Former independent contractors to be hired as employees under contract that ends long dispute

Photo: FreightWaves

A lengthy unionization battle in Southern California involving Universal Logistics has ended with what backers of the AB5 law on independent contractors said they want to see in the state’s trucking sector — a new batch of Teamsters union members.

In a deal that involved the National Labor Relations Board refereeing the dispute, Universal (NASDAQ: ULH) and the Teamsters agreed on a multipronged settlement that involves drayage drivers who had been classified as independent contractors becoming employees, recognition of the Teamsters as the bargaining representative of the drivers and a collective bargaining contract covering them.

“The agreement brings the company into compliance with the state law known as AB5 as well as the National Labor Relations Act,” the Teamsters said in its statement.

The union added that its drivers have voted unanimously to ratify the contract.


Trucking had been exempt from California’s AB5 law on independent contractors, with its ABC test that limits the ability of workers to be considered independent and not employees. 

Universal addressed the issue of AB5 directly in its statement on the deal: “The agreement will provide the local membership with great benefits and Universal’s customers with AB5 compliant and reliable services in the Los Angeles and Long Beach drayage market.”

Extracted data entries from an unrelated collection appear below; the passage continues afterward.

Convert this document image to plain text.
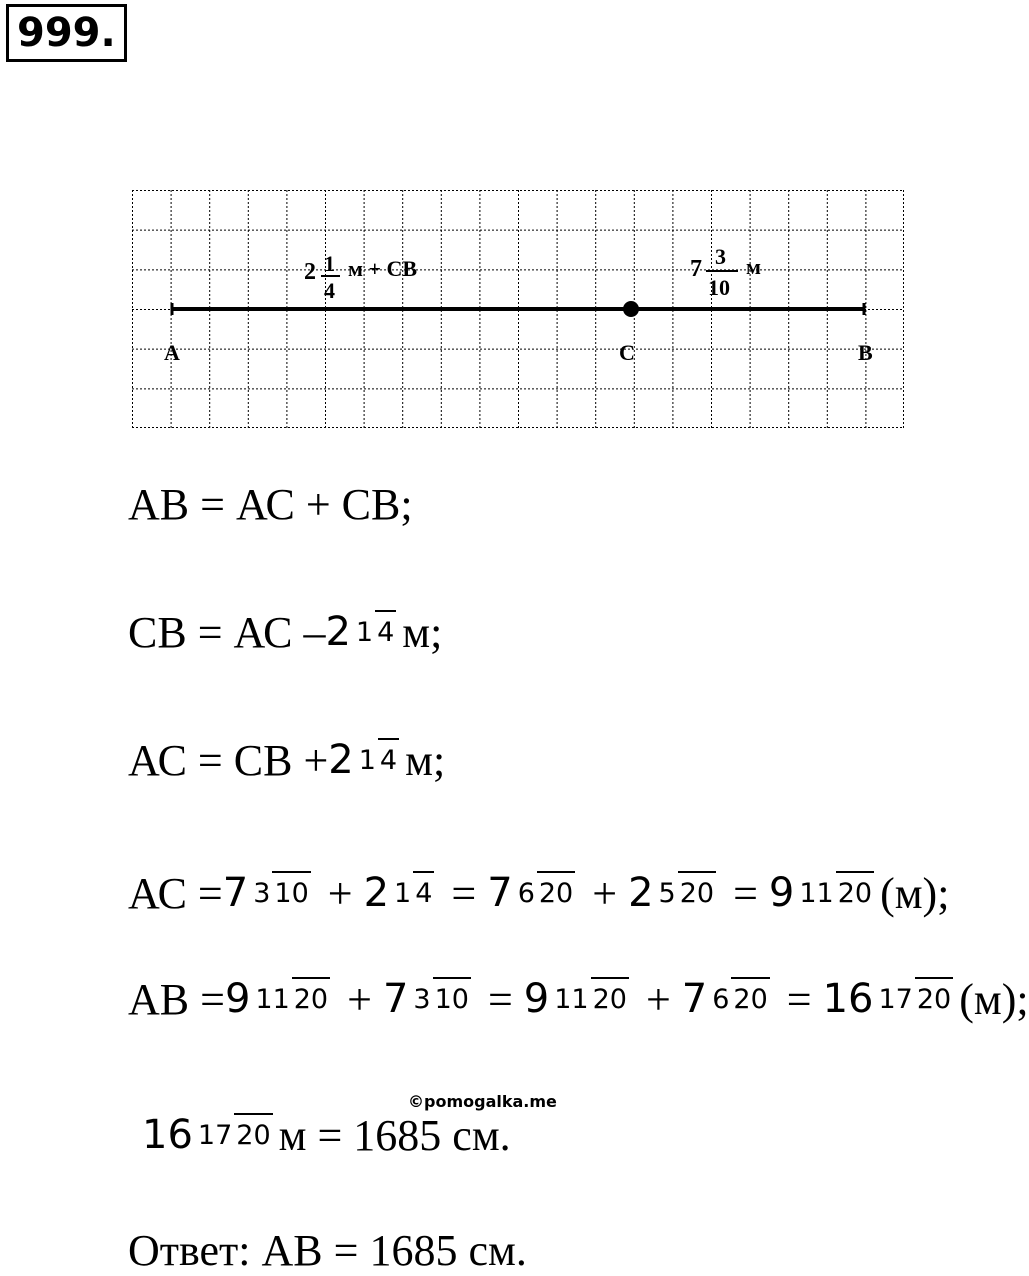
999.
A	C	B
2 1
4
м + СВ	7 3
10
м
АВ = АС + СВ;
СВ = АС – 2 1 4 м;
АС = СВ + 2 1 4 м;
АС = 7 3 10 + 2 1 4 = 7 6 20 + 2 5 20 = 9 11 20 (м);
АВ = 9 11 20 + 7 3 10 = 9 11 20 + 7 6 20 = 16 17 20 (м);
©pomogalka.me
16 17 20 м = 1685 см.
Ответ: АВ = 1685 см.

Turning drivers into employees is the most direct way to comply with AB5, which as of Monday is fully in effect in the state’s trucking sector after having been kept at bay since the start of 2020. 

Other methods for complying with the independent contractor law are more complex, such as the “two-check” system where trucking companies hire drivers employed by an outside agency (which have hired the drivers as employees), or the brokerage model, where a trucking company modifies its business plan to become more of a brokerage house and brokers freight into drivers that had been operating under a lease from the company but instead went out and received their own motor carrier authority from the Federal Motor Carrier Safety Administration.

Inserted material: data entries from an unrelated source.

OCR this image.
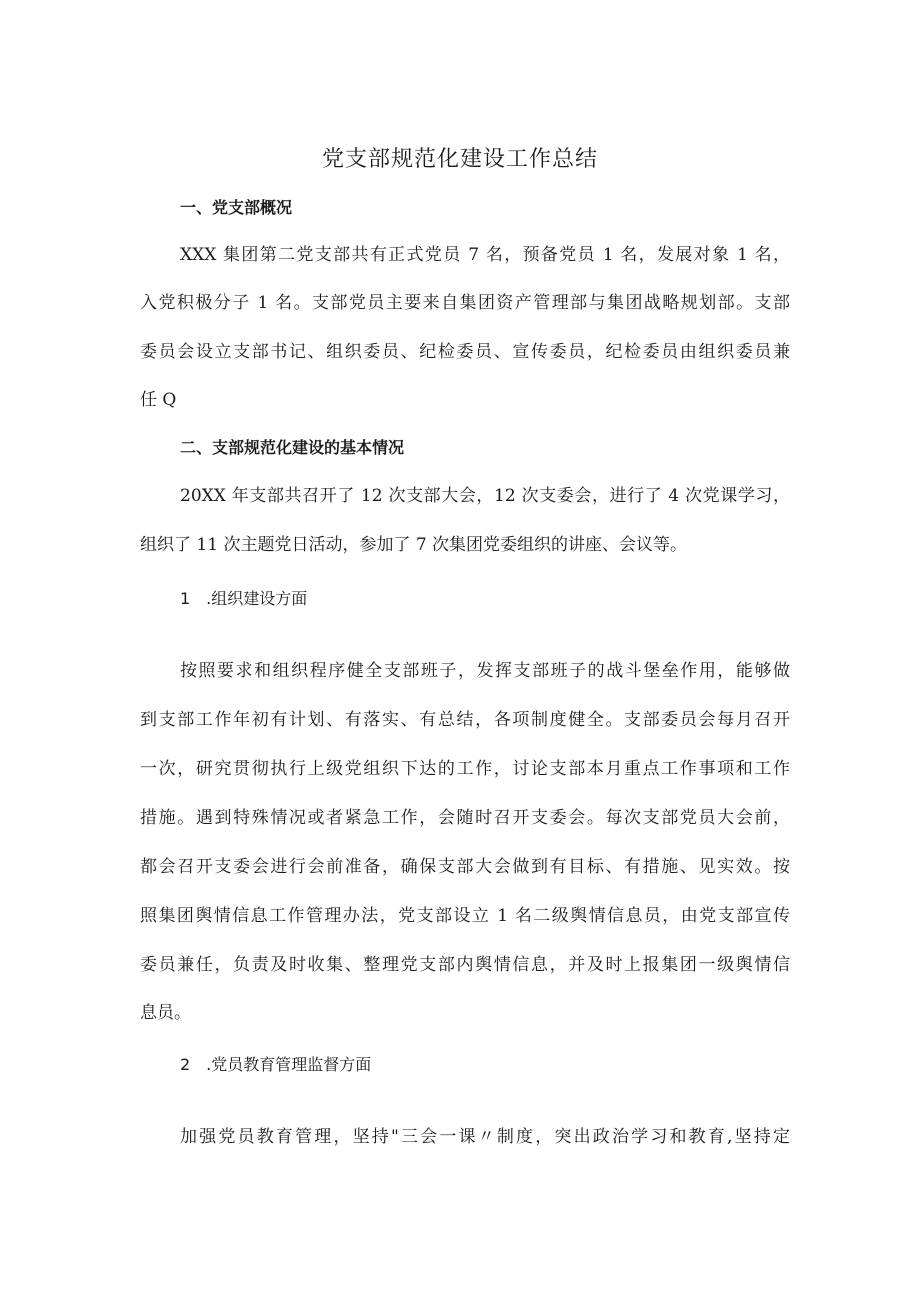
党支部规范化建设工作总结

一、党支部概况

XXX 集团第二党支部共有正式党员 7 名，预备党员 1 名，发展对象 1 名，

入党积极分子 1 名。支部党员主要来自集团资产管理部与集团战略规划部。支部

委员会设立支部书记、组织委员、纪检委员、宣传委员，纪检委员由组织委员兼

任 Q

二、支部规范化建设的基本情况

20XX 年支部共召开了 12 次支部大会，12 次支委会，进行了 4 次党课学习，

组织了 11 次主题党日活动，参加了 7 次集团党委组织的讲座、会议等。

1　.组织建设方面

按照要求和组织程序健全支部班子，发挥支部班子的战斗堡垒作用，能够做

到支部工作年初有计划、有落实、有总结，各项制度健全。支部委员会每月召开

一次，研究贯彻执行上级党组织下达的工作，讨论支部本月重点工作事项和工作

措施。遇到特殊情况或者紧急工作，会随时召开支委会。每次支部党员大会前，

都会召开支委会进行会前准备，确保支部大会做到有目标、有措施、见实效。按

照集团舆情信息工作管理办法，党支部设立 1 名二级舆情信息员，由党支部宣传

委员兼任，负责及时收集、整理党支部内舆情信息，并及时上报集团一级舆情信

息员。

2　.党员教育管理监督方面

加强党员教育管理，坚持"三会一课〃制度，突出政治学习和教育,坚持定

Having once-independent contractors converted to employees has always been seen as the least ambiguous road to compliance with AB5 but one which conventional wisdom had said companies would try to avoid.

“I think Universal is a role model now for complying with AB5 and reclassifying these workers as employees instead of independent contractors,” said Julie Gutman Dickinson, an attorney with the firm of Bush Gottlieb, which represents the Teamsters.

Dickinson also said the arrangement with Universal contains aspects of the two-check system being pushed as a solution by TransForce. Drivers who own their trucks and were performing work for Universal as independent contractors will now receive a check for their services from Universal and will lease their truck back to the company.

The closure of a Compton, California, facility operated by Southern Counties Express, a Universal subsidiary, was at the heart of the dispute with the Teamsters. 

While the number of Compton workers who will be offered reinstatement is 66, Dickinson said there are “several hundred” other Universal workers now considered independent contractors who, as a result of the agreement, also will be offered employment as W-2 workers, another term used for full-time employees. 

The deal ends a contentious several months between the Teamsters and Universal. The union successfully persuaded the NLRB to file charges against Universal last year. The union had filed charges against Universal in 2019 at the NLRB that included an allegation that a company decision to close its Compton facility was in reaction to the Teamsters being certified as the bargaining representative of the workers there in early 2020, shortly after a representation election won by the Teamsters.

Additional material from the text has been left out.